The ageing story is growing old
A quarter of millennials think it’s normal for older people to be unhappy or depressed, and two thirds don’t have a friendship with an age gap of 30 years or more. These findings, released by the Royal Society of Public Health earlier this month, paint a picture of stark inter-generational divides in the UK. It’s one where over 65s are often seen as costly burdens and young people as feckless job-hoppers who ought to ditch the avocado habit. While there is some way to go, the Resolution Foundation’s recent Intergenerational Commission report counters the latter argument. It lays down convincing evidence that the contract between older and younger generations is breaking down – be that in millennials’ prospects of home ownership or opportunities for good quality and stable work. But at the other end of the spectrum, are we doing enough to challenge the narrative on the costly burden of ageing? As generations are divided up by letters and stereotypes, we’ve lost sight of ageing as a process. Action is often concentrated at one end of the life course and predominantly in one sector.
Are we measuring the right thing?
Ageing has become shorthand for the burden of ‘old people’. It’s often measured through old age dependency ratios (the ratio of working age population to those of pensionable age). This measure dictates that old age and declining productivity start at 65 despite dramatic change across areas including life expectancy, patterns of disease, technological advance, working practices and social norms. Older people’s contribution through work, volunteering and informal care is largely ignored. A more helpful focus would be on the number of years people are spending in good health as they age. This would reflect the flexible nature of ageing from person to person. It would also move the conversation beyond the over-65s alone to how we enable current 6, 16 and 60-year-olds to reach their older years in a healthier and happier state. We are seeing worrying trends and wide inequalities in healthy life expectancy and multi-morbidities. A longer life shouldn’t have to mean living through more years of illness, but it requires a focus on both pre- and post-65.
Beyond health and social care
So old age and falling productivity doesn’t necessarily start at 65. But regardless of when it starts and whether fewer years can be spent in better health, there is still a problem of numbers. Our current health and social care system will struggle to contain demand with twice as many people aged over 85 in the next 25 years. The important debate on how these services will manage has scarcely been out of the news in recent weeks. While necessary, it can draw attention away from other parts of people’s lives that provide purpose and opportunity into old age – from involvement in community groups to age-friendly workplace practices. The ageing story must continue to move beyond cost containment in health and social care to the wider action required across sectors. This would help to shift the focus from ageing as something to be managed to how it can be a positive process.
A new story on ageing
Through this lens, policies that prevent age discrimination to those that develop early years education would all come under the umbrella of ‘ageing policy’. Better still, it could lead to greater focus on inter-generational opportunities that provide dual-benefits, for example, through revamped apprenticeship models that bring old and young together. Our changing world of work requires a workforce that can adapt its skill set through life-long learning. This means transferring skills and knowledge across generations and debunking the myth that education and training are the preserve of the young. New approaches must respond to a context of demand and supply pressures that extend far beyond ageing – be it funding pressures, the rising expectations of the public or socioeconomic inequalities. Ageing is one piece of a very complex jigsaw. A fresh outlook is needed on public service delivery more broadly, one that responds to the unique set of challenges and needs of local places and people.
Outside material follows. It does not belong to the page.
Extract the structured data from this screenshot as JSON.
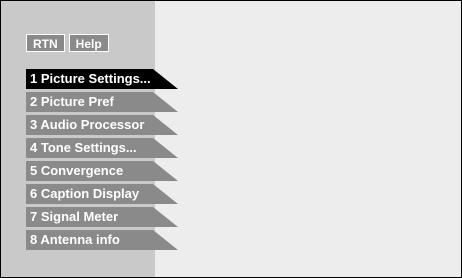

The current ageing story can lead to action that is too little (confined to health and social care) and too late (over the age of 65). A new story wouldn’t leave these important areas behind, but it would recognise that ageing is something that affects us all. Rather than distancing ageing as an end-point to be managed, it would describe a process that can be positive and empowering. In doing so, it could help to shift the narrative that leads a quarter of my generation to think unhappiness and depression are part and parcel of growing old.